We know this will all depend on lockdown ending, which as this is something we can’t predict makes it all the more stressful. Not only would we not want to risk anyone’s health, but we wouldn’t disobey the safety guidelines that currently see any social interaction outside of households pretty much banned.
But, we also want to do what’s right for us and although we understand that some people may still feel uncomfortable attending a wedding even if the restrictions are loosened, if it’s possible to go ahead we will. Everyone is a free agent and we expect some of our friends and family to say no to coming – and we wouldn’t want them there if they felt they’d been summoned under duress.
The million dollar question is when will it be safe to reorganise this for? The truth is, nobody knows, but this also can’t go on forever so we’re going to plough on with our ideal situation of the end of the summer and hope for the best. We’ve had to accept that some of our family from Australia and American probably won’t come, and that restrictions may still be in place that will impact the overall guest list, but as long as our immediate family members are there – and the two of us – we’ll be happy.

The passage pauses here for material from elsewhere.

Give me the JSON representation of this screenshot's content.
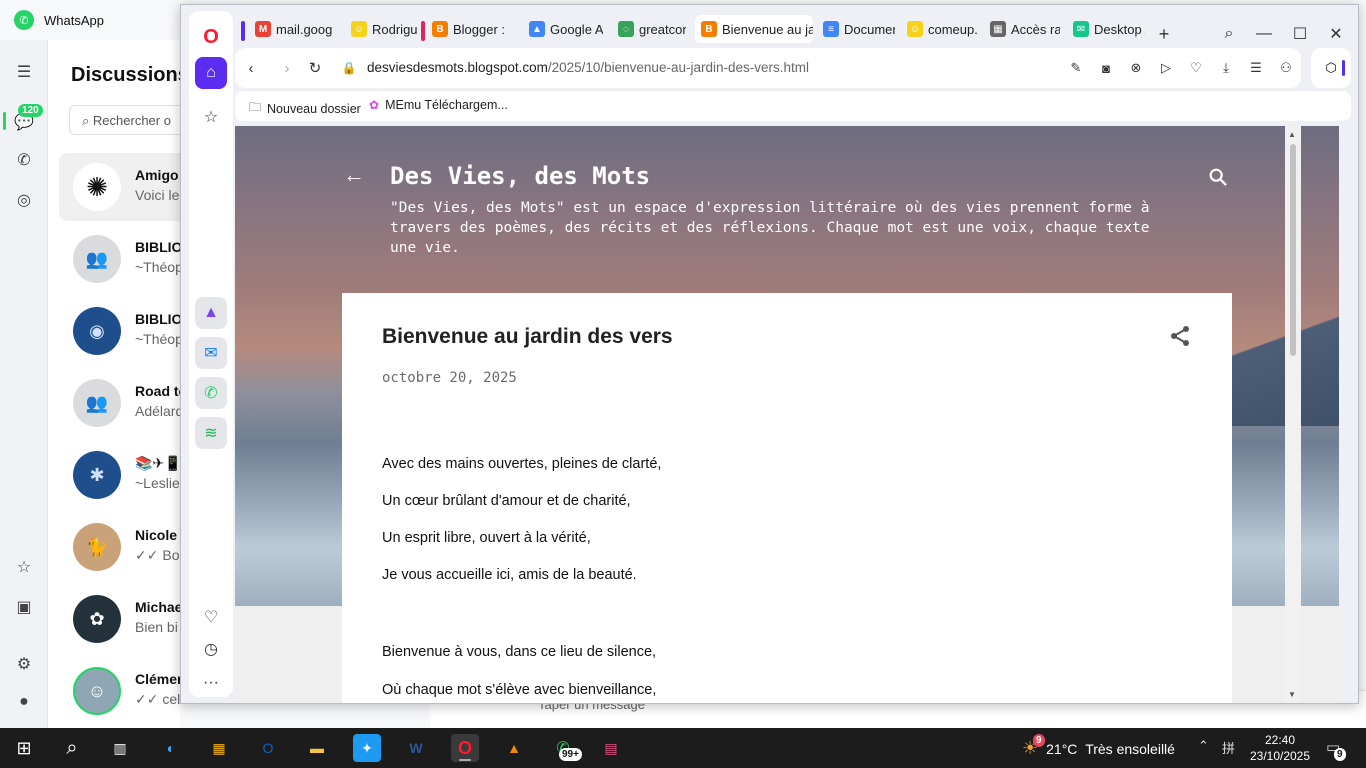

I thought it might be hard to get suppliers on board but actually everyone – aside from our venue – have been surprisingly accommodating. I think it’s easy to underestimate how devastating a loss this is for most wedding industry players but they’re looking at having to wipe out an entire year’s income. While most couples are postponing to 2021, we’ve heard from our suppliers that it’s helpful to have some couples willing to take a punt on later this year, so that they might have a few weekends left next year to generate new income from.

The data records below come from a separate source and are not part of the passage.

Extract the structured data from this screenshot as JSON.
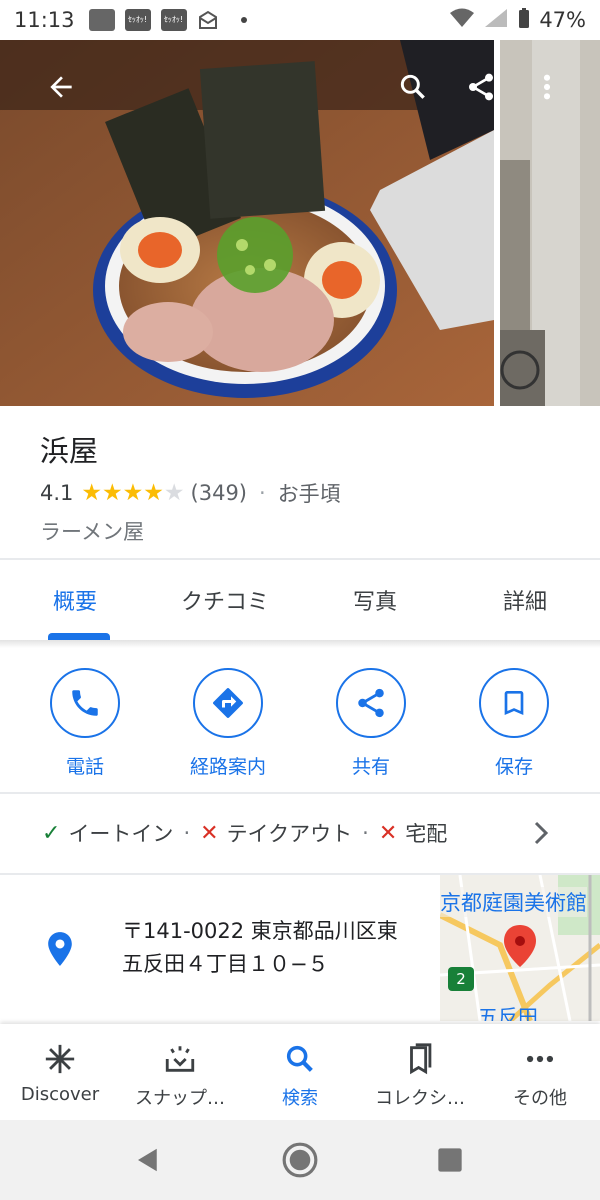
{
  "status_bar": {
    "time": "11:13",
    "app_badge_1": "ｾｯｵｯ!",
    "app_badge_2": "ｾｯｵｯ!",
    "battery": "47%"
  },
  "place": {
    "name": "浜屋",
    "rating": "4.1",
    "stars_filled": 4,
    "stars_total": 5,
    "review_count": "(349)",
    "price": "お手頃",
    "category": "ラーメン屋"
  },
  "tabs": [
    {
      "label": "概要",
      "active": true
    },
    {
      "label": "クチコミ",
      "active": false
    },
    {
      "label": "写真",
      "active": false
    },
    {
      "label": "詳細",
      "active": false
    }
  ],
  "actions": [
    {
      "label": "電話",
      "icon": "phone-icon"
    },
    {
      "label": "経路案内",
      "icon": "directions-icon"
    },
    {
      "label": "共有",
      "icon": "share-icon"
    },
    {
      "label": "保存",
      "icon": "bookmark-icon"
    }
  ],
  "services": [
    {
      "label": "イートイン",
      "available": true
    },
    {
      "label": "テイクアウト",
      "available": false
    },
    {
      "label": "宅配",
      "available": false
    }
  ],
  "address": {
    "line1": "〒141-0022 東京都品川区東",
    "line2": "五反田４丁目１０−５"
  },
  "map_thumb": {
    "label_top": "京都庭園美術館",
    "label_bottom": "五反田",
    "route_badge": "2"
  },
  "bottom_nav": [
    {
      "label": "Discover",
      "icon": "discover-icon",
      "active": false
    },
    {
      "label": "スナップ…",
      "icon": "snap-icon",
      "active": false
    },
    {
      "label": "検索",
      "icon": "search-icon",
      "active": true
    },
    {
      "label": "コレクシ…",
      "icon": "collection-icon",
      "active": false
    },
    {
      "label": "その他",
      "icon": "more-icon",
      "active": false
    }
  ],
  "colors": {
    "accent": "#1a73e8",
    "star": "#fbbc04",
    "check": "#188038",
    "cross": "#d93025"
  }
}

We know we won’t be able to have the initially planned ‘perfect’ day – scrambling for venues available and open for weddings in such a short space of time combined with losing nearly all of our savings is a pretty rough deal. But we know that wherever and whatever it ends up being will be perfect anyway – with or without a big cake and a band. Hell, we’ll revert to Spotify playlists if everything goes tits up, while our caterers have said they’ll do takeaway style boxes for people if full sit down dinners still aren’t doable.
Sometimes it feels like an insurmountable task to put together a whole new wedding in just a few months (a task that previously took me two years to build up to), but if you catch me in other moments I think “oh it’s only a party, people plan this in weeks all the time”.
Ultimately, I think the stress and pressure of it all will be worth it when we’re finally standing at the alter saying our vows. And hey, we hope to throw an even bigger party for our first anniversary, and invite everyone and their dog!